Friday, February 19, 2010

New citizens of Sillypore

Interesting thoughts which I never considered about till of late, as about 1 of out every 3~4 person you meet is not a local here in sunny Sillypore.

Those under 21 cannot vote in Singapore elections. So you can hold a rifle, shoot someone and defend the country but you cannot vote.

However, new citizens who, at a high percentage, are older "deemed" foreign talents who took up citizenship in the last 2-3 years can vote. Hmm..how about those University or Poly students who have stayed and studied here for past 20 years, how do you compare their stakes in our country vs these new "of age" citizens?

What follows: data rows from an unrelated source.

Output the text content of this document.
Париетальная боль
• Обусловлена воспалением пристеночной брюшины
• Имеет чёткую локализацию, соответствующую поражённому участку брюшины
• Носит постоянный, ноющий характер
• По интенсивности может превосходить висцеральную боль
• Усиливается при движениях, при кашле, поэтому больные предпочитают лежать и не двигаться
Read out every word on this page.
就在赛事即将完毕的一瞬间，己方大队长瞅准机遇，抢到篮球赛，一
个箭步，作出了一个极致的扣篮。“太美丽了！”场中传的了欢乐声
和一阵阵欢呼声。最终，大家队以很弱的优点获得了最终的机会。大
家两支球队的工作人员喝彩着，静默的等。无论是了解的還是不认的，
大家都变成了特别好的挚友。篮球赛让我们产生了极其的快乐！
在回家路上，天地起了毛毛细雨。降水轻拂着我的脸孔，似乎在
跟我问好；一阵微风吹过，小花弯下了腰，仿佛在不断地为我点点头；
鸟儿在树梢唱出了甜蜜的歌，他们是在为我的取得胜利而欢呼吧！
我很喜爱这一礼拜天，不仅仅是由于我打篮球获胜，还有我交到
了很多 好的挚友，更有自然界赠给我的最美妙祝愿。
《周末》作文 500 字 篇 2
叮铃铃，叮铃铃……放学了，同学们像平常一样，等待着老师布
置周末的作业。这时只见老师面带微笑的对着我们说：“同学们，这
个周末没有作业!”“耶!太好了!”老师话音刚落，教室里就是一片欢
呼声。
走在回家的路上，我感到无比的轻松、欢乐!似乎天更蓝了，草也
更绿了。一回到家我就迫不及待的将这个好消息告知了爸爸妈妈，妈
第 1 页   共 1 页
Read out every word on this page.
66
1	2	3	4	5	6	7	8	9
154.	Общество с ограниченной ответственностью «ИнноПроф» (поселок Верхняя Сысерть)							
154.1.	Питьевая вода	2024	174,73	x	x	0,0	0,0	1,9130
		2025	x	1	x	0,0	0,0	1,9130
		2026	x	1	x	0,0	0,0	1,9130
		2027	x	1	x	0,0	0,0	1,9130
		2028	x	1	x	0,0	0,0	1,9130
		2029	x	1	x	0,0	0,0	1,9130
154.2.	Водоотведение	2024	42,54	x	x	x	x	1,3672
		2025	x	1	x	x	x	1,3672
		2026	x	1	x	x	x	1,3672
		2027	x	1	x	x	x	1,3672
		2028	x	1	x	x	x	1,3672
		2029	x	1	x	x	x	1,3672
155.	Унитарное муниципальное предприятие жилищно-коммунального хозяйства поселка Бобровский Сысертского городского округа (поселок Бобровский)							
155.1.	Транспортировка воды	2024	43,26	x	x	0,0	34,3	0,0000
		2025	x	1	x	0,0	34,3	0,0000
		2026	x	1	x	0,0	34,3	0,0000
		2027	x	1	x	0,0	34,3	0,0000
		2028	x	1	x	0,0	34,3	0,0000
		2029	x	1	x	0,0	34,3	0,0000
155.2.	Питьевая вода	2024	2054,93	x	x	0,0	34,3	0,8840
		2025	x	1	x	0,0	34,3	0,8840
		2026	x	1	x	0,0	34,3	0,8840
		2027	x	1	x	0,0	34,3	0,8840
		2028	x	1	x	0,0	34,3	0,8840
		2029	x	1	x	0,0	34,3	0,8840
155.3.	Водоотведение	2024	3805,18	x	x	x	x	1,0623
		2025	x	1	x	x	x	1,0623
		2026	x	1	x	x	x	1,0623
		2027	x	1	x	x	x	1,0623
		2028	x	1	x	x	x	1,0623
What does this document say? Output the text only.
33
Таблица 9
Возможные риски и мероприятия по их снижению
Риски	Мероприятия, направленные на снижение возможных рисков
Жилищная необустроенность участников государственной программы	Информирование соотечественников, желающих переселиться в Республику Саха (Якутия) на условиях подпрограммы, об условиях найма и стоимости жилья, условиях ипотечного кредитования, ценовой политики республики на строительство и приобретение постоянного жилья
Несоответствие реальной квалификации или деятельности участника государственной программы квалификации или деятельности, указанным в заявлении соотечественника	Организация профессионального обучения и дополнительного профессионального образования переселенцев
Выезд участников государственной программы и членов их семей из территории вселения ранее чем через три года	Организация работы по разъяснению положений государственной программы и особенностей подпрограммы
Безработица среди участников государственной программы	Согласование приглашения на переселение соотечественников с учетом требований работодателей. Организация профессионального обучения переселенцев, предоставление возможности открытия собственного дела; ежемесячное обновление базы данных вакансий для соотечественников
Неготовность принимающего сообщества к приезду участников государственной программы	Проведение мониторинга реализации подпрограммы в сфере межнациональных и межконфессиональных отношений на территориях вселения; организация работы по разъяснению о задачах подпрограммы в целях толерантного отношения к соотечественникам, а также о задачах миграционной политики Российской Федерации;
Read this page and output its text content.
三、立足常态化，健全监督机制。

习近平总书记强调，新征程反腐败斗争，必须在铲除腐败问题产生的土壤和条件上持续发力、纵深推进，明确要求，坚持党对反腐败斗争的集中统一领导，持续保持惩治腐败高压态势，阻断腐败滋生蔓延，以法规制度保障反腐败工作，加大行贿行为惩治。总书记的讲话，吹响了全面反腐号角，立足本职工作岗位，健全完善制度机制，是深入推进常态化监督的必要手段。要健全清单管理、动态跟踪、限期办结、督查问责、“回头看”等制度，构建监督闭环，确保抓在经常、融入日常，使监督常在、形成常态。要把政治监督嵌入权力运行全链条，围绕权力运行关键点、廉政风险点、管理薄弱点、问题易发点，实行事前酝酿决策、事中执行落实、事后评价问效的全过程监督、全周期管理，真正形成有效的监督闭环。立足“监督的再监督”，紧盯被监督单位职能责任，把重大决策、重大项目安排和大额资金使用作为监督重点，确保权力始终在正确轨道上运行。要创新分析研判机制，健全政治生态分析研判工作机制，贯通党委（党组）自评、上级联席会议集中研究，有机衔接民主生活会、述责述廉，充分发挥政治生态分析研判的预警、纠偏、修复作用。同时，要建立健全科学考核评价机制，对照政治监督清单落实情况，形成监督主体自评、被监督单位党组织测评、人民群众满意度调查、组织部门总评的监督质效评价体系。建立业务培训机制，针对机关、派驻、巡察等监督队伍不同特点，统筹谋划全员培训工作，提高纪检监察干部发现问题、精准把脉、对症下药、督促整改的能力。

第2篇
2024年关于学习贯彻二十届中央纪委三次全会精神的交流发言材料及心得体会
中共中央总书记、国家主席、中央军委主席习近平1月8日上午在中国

They don't even need to defend our country when it comes to war, so what's their stake in our country as they stayed here less with less kinship or friendships?

How would they vote? And why are we "old" citizens giving them a chance to decide how and who manages our tiny island. This is looking even more absurd with MM Lee's suggestion to have some "classes" of citizens have 2 votes over others 1.

Suggestions since lately gahmen enjoys updating the voting registrar list:
1) Citizens between 18 and under 21 serving National Service (NS) should be allowed to vote.
2) New citizens who have stayed less than 5 years and does not have children born here and do not serve any form of volunteering or NS should not be allowed to vote.

If possible, I hope this applies to critics of either either new citizens or PRs origin, who write in to newspapers or posts online about how marginalised or wonderful Sillypore is. Contribution through economic means hardly qualify as nation building IMHO.